The Pulitzer committee called Lamar’s most recent album “a virtuosic song collection unified by its vernacular authenticity and rhythmic dynamism that offers affective vignettes capturing the complexity of modern African American life.” It beat out a new string quartet by Michael Gilbertson and a new piece for chamber choir, guitar, and percussion by Ted Hearne.

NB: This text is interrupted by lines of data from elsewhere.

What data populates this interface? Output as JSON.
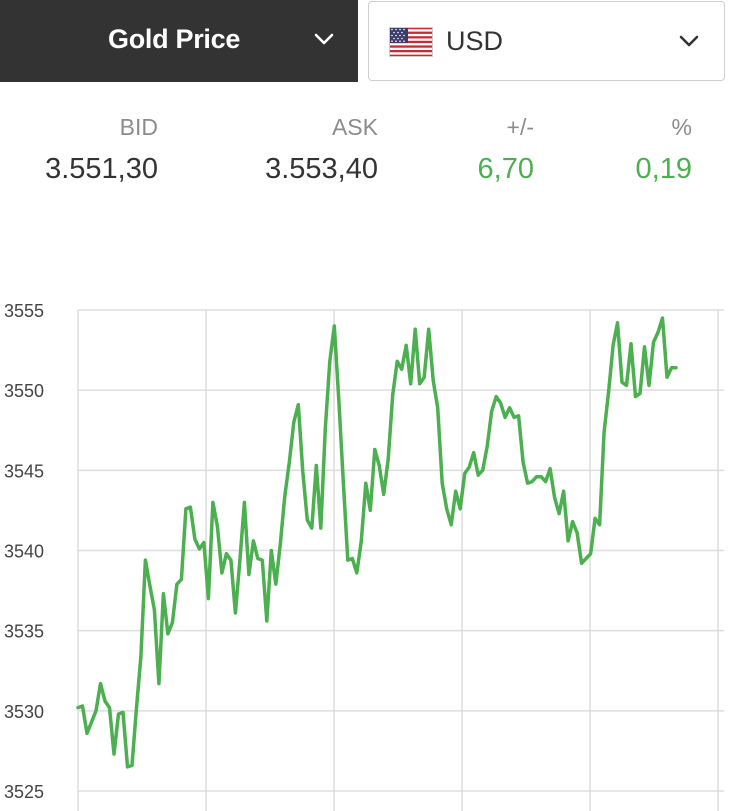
{
  "header": {
    "product_label": "Gold Price",
    "currency_label": "USD",
    "product_icon": "chevron-down-icon",
    "currency_icon": "chevron-down-icon",
    "flag_icon": "us-flag-icon"
  },
  "quote": {
    "bid_label": "BID",
    "bid_value": "3.551,30",
    "ask_label": "ASK",
    "ask_value": "3.553,40",
    "change_label": "+/-",
    "change_value": "6,70",
    "percent_label": "%",
    "percent_value": "0,19",
    "positive_color": "#4caf50"
  },
  "chart_data": {
    "type": "line",
    "title": "",
    "xlabel": "",
    "ylabel": "",
    "ylim": [
      3525,
      3555
    ],
    "yticks": [
      3525,
      3530,
      3535,
      3540,
      3545,
      3550,
      3555
    ],
    "grid": true,
    "legend": "none",
    "color": "#4caf50",
    "series": [
      {
        "values": [
          3530.2,
          3530.3,
          3528.6,
          3529.3,
          3530.0,
          3531.7,
          3530.6,
          3530.2,
          3527.3,
          3529.8,
          3529.9,
          3526.5,
          3526.6,
          3530.2,
          3533.4,
          3539.4,
          3537.8,
          3536.3,
          3531.7,
          3537.3,
          3534.8,
          3535.5,
          3537.9,
          3538.2,
          3542.6,
          3542.7,
          3540.7,
          3540.1,
          3540.5,
          3537.0,
          3543.0,
          3541.5,
          3538.6,
          3539.8,
          3539.4,
          3536.1,
          3539.4,
          3543.0,
          3538.5,
          3540.6,
          3539.5,
          3539.4,
          3535.6,
          3540.0,
          3537.9,
          3540.4,
          3543.4,
          3545.5,
          3548.0,
          3549.1,
          3544.9,
          3541.9,
          3541.4,
          3545.3,
          3541.4,
          3547.6,
          3551.8,
          3554.0,
          3549.4,
          3544.3,
          3539.4,
          3539.5,
          3538.6,
          3540.6,
          3544.2,
          3542.5,
          3546.3,
          3545.3,
          3543.5,
          3545.7,
          3549.7,
          3551.8,
          3551.3,
          3552.8,
          3550.4,
          3553.8,
          3550.4,
          3550.8,
          3553.8,
          3550.6,
          3548.9,
          3544.2,
          3542.6,
          3541.6,
          3543.7,
          3542.6,
          3544.8,
          3545.2,
          3546.1,
          3544.7,
          3545.0,
          3546.5,
          3548.7,
          3549.6,
          3549.2,
          3548.3,
          3548.9,
          3548.3,
          3548.4,
          3545.5,
          3544.2,
          3544.3,
          3544.6,
          3544.6,
          3544.3,
          3545.1,
          3543.3,
          3542.3,
          3543.7,
          3540.6,
          3541.8,
          3541.1,
          3539.2,
          3539.5,
          3539.8,
          3542.0,
          3541.6,
          3547.4,
          3549.9,
          3552.8,
          3554.2,
          3550.5,
          3550.3,
          3552.9,
          3549.6,
          3549.8,
          3552.7,
          3550.3,
          3553.0,
          3553.6,
          3554.5,
          3550.8,
          3551.4,
          3551.4
        ]
      }
    ]
  }
}
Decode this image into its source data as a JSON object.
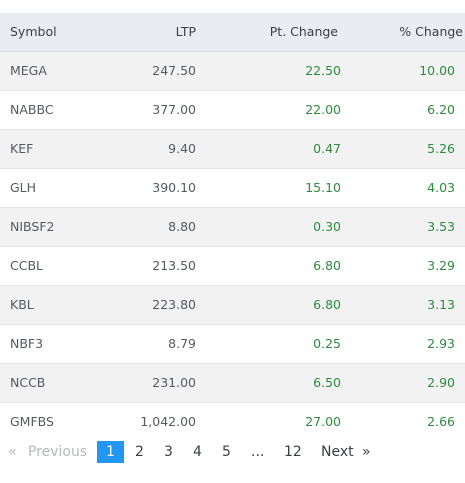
{
  "table": {
    "headers": {
      "symbol": "Symbol",
      "ltp": "LTP",
      "pt_change": "Pt. Change",
      "pct_change": "% Change"
    },
    "rows": [
      {
        "symbol": "MEGA",
        "ltp": "247.50",
        "pt_change": "22.50",
        "pct_change": "10.00"
      },
      {
        "symbol": "NABBC",
        "ltp": "377.00",
        "pt_change": "22.00",
        "pct_change": "6.20"
      },
      {
        "symbol": "KEF",
        "ltp": "9.40",
        "pt_change": "0.47",
        "pct_change": "5.26"
      },
      {
        "symbol": "GLH",
        "ltp": "390.10",
        "pt_change": "15.10",
        "pct_change": "4.03"
      },
      {
        "symbol": "NIBSF2",
        "ltp": "8.80",
        "pt_change": "0.30",
        "pct_change": "3.53"
      },
      {
        "symbol": "CCBL",
        "ltp": "213.50",
        "pt_change": "6.80",
        "pct_change": "3.29"
      },
      {
        "symbol": "KBL",
        "ltp": "223.80",
        "pt_change": "6.80",
        "pct_change": "3.13"
      },
      {
        "symbol": "NBF3",
        "ltp": "8.79",
        "pt_change": "0.25",
        "pct_change": "2.93"
      },
      {
        "symbol": "NCCB",
        "ltp": "231.00",
        "pt_change": "6.50",
        "pct_change": "2.90"
      },
      {
        "symbol": "GMFBS",
        "ltp": "1,042.00",
        "pt_change": "27.00",
        "pct_change": "2.66"
      }
    ]
  },
  "pagination": {
    "first_arrow": "«",
    "previous_label": "Previous",
    "pages": [
      "1",
      "2",
      "3",
      "4",
      "5"
    ],
    "ellipsis": "...",
    "last_page": "12",
    "current_page": "1",
    "next_label": "Next",
    "last_arrow": "»"
  },
  "colors": {
    "positive": "#2e8b3e",
    "active_page": "#2196f3",
    "header_bg": "#e9edf1"
  }
}
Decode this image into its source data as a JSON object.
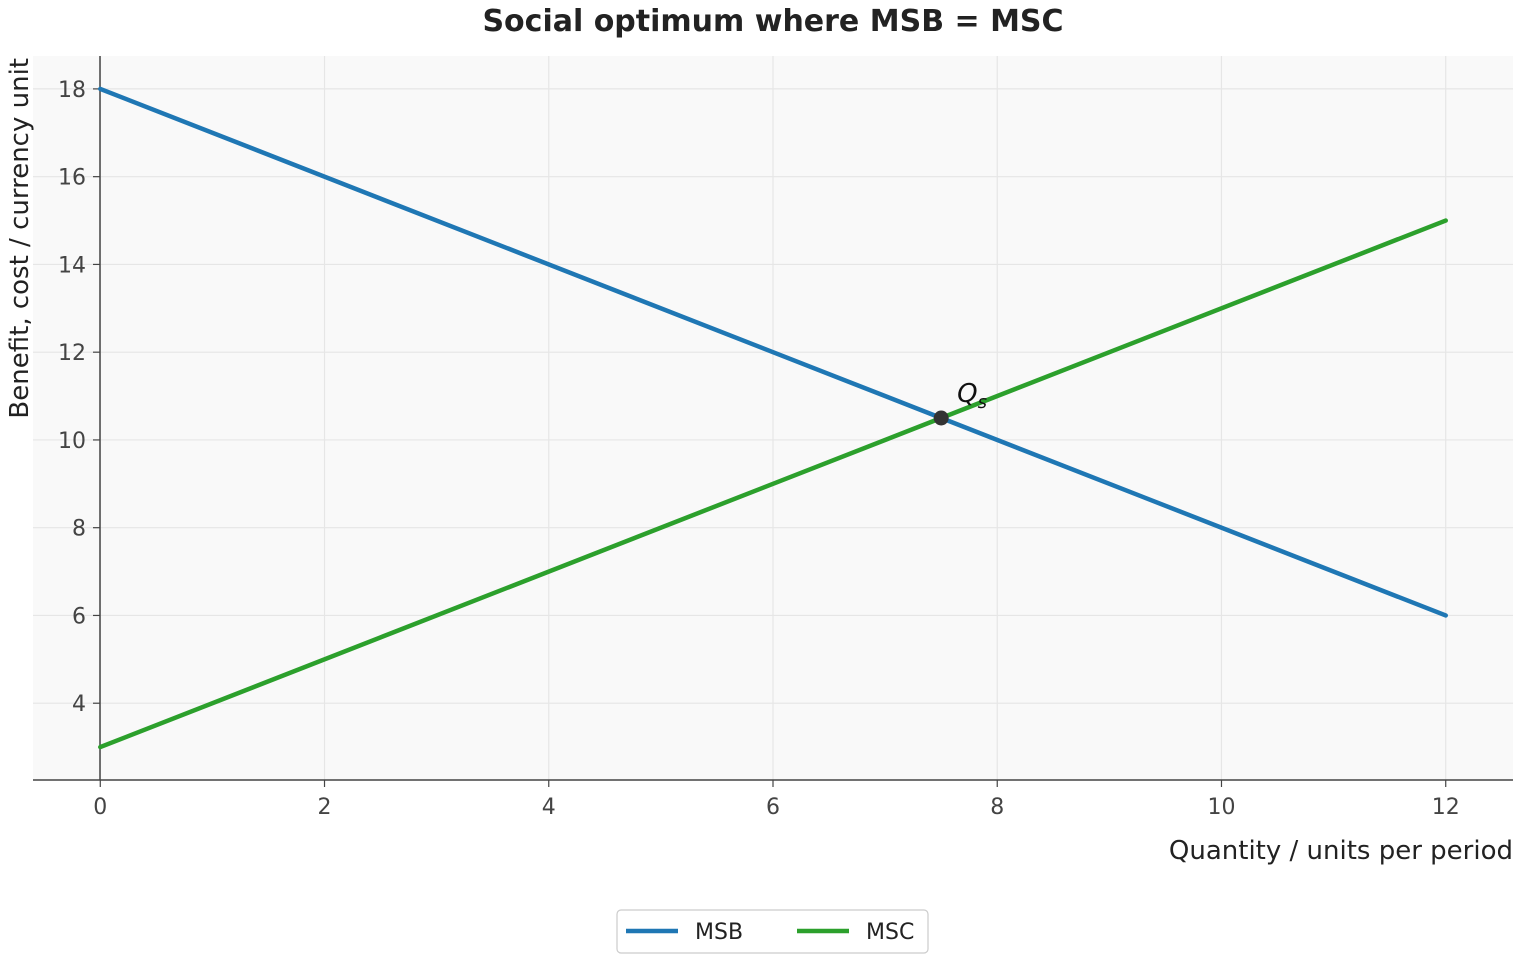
{
  "chart_data": {
    "type": "line",
    "title": "Social optimum where MSB = MSC",
    "xlabel": "Quantity / units per period",
    "ylabel": "Benefit, cost / currency unit",
    "xlim": [
      -0.6,
      12.6
    ],
    "ylim": [
      2.25,
      18.75
    ],
    "xticks": [
      0,
      2,
      4,
      6,
      8,
      10,
      12
    ],
    "yticks": [
      4,
      6,
      8,
      10,
      12,
      14,
      16,
      18
    ],
    "grid": true,
    "legend_position": "bottom-center",
    "series": [
      {
        "name": "MSB",
        "color": "#1f77b4",
        "x": [
          0,
          12
        ],
        "y": [
          18,
          6
        ]
      },
      {
        "name": "MSC",
        "color": "#2ca02c",
        "x": [
          0,
          12
        ],
        "y": [
          3,
          15
        ]
      }
    ],
    "annotations": [
      {
        "label": "Q",
        "subscript": "s",
        "x": 7.5,
        "y": 10.5,
        "marker_color": "#333333"
      }
    ]
  }
}
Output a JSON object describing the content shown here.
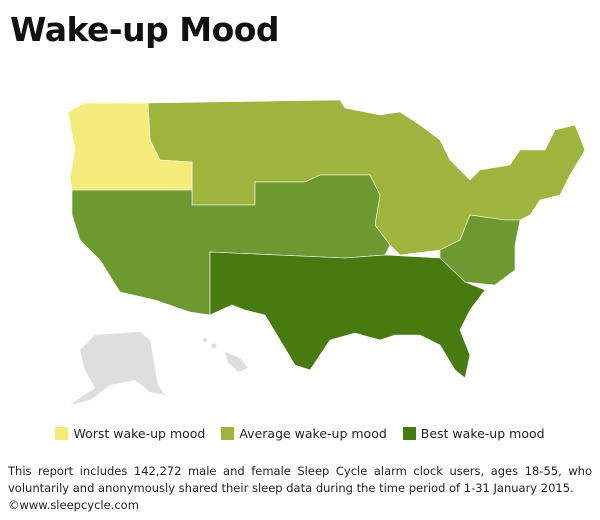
{
  "title": "Wake-up Mood",
  "legend": {
    "items": [
      {
        "label": "Worst wake-up mood",
        "color": "#f3ec7b"
      },
      {
        "label": "Average wake-up mood",
        "color": "#9db53f"
      },
      {
        "label": "Best wake-up mood",
        "color": "#477a0f"
      }
    ]
  },
  "footnote": {
    "text": "This report includes 142,272 male and female Sleep Cycle alarm clock users, ages 18-55, who voluntarily and anonymously shared their sleep data during the time period of 1-31 January 2015.",
    "source": "©www.sleepcycle.com"
  }
}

Though he’s now riding a three-album streak of intense and broad critical acclaim, Lamar’s ride to such a prestigious and unique piece of hardware has been less smooth than it might seem. After good kid, m.A.A.d city converted the narrower buzz he’d generated among hip-hop obsessives with Section.80 into much bigger critical and commercial success in 2014, Lamar got nominated for a slew of Grammys — but had to watch Seattle-based rapper Macklemore, a much easier talent for white America to swallow, walk away with the Best New Artist prize.

CREDIT: YASSINE EL MANSOURI Kendrick Lamar Didn’t Play With The National Symphony Orchestra. They Played With Him.

The prickly funk-jazz abstraction of 2015’s To Pimp A Butterfly took the steam Lamar had accumulated with the Compton vignettes of good kid and steered the same style of lyrical content into musical packaging that found easier purchase in more cloistered corners of the cultural landscape. He played with the National Symphony Orchestra at the Kennedy Center, met with the Obamas in person later that week, heard the then-president name his songs among his favorites — and then once again got snubbed for the biggest award he’d been nominated for at the Grammys, watching Taylor Swift walk away with Album of the Year. (This time, at least, he won the Best Rap Album trophy.)

DAMN., too, got ditched at the altar by Grammys voters, whose support for Bruno Mars in Album of the Year voting prompted some critics to again cry “snub” or see a straightforward dance-pop act as a safe pick compared to the more overtly political landscapes Lamar walks. (Others noted the Grammys more or less always do this.)

But now Lamar’s opus puts a flag in soil no other pop artist, from hip-hop or any other corner of the radio charts, can claim to have touched. Jazz legends Ornette Coleman and Wynton Marsalis have each won Pullitzers for their work, but Lamar is the first rapper or out-and-out pop act of any kind to snag an honor that almost always goes to symphonic compositions.